The government says its $29-billion stimulus package would maintain or create 189,000 jobs this year, and rise to 250,000 by the end of 2010.
The study says 296,000 people have been thrown out of work since the economic decline began in October, and that job losses hit 189,000 one day before Finance Minister Jim Flaherty stood up in Parliament to deliver his stimulus budget.
"The Conservative stimulus plan wasn't enough the day it was introduced and since then Canada has lost 106,000 more jobs and the economy has shrunk another 0.7 per cent," Macdonald said.
His study, which uses Statistics Canada figures, said the government's stimulus efforts don't even make up for the economic shrinkage that had occurred by the end of 2008.
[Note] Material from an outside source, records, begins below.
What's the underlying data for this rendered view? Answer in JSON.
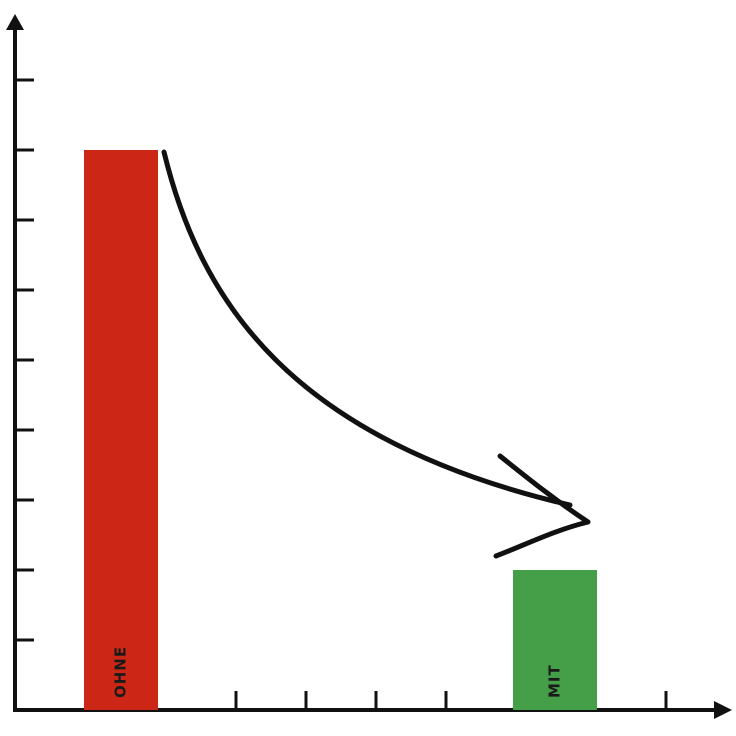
{
  "chart_data": {
    "type": "bar",
    "categories": [
      "OHNE",
      "MIT"
    ],
    "values": [
      8,
      2
    ],
    "colors": [
      "#cc2716",
      "#449f48"
    ],
    "ylim": [
      0,
      10
    ],
    "yticks": [
      1,
      2,
      3,
      4,
      5,
      6,
      7,
      8,
      9
    ]
  }
}
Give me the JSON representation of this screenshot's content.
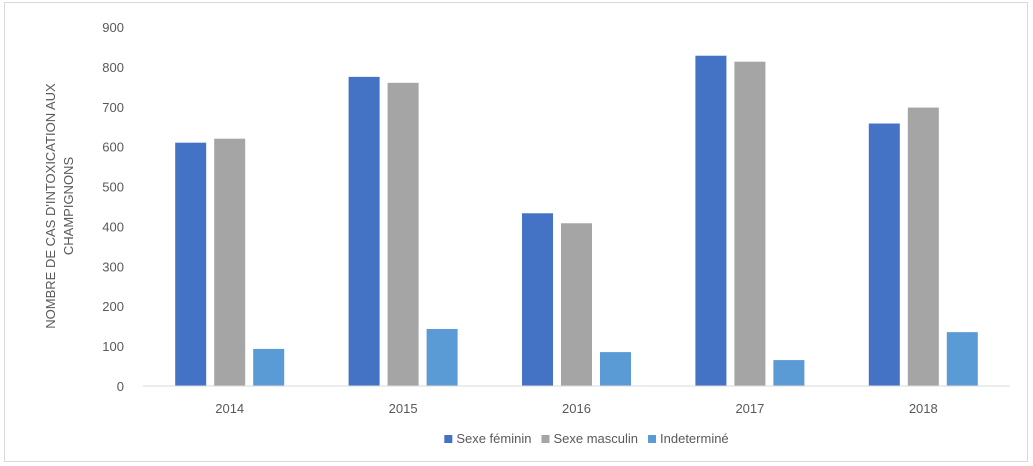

While the size of the economy declined by $20 billion between Oct. 1 and Dec. 31, 2008, the government estimates its package will add 1.6 per cent to Canada's real GDP, or a growth of $19.7 billion.
This means the economic impact of the stimulus package was "exhausted" by the end of December, almost one month before the government introduced the package, CCPA said.
That said, it's certainly worth highlighting how inadequate the Cons' budget was from the moment it was presented. And that fact should offer all the more reason to doubt that either the Cons or their enablers within the Libs can be taken seriously by Canadians looking for a meaningful response to the recession.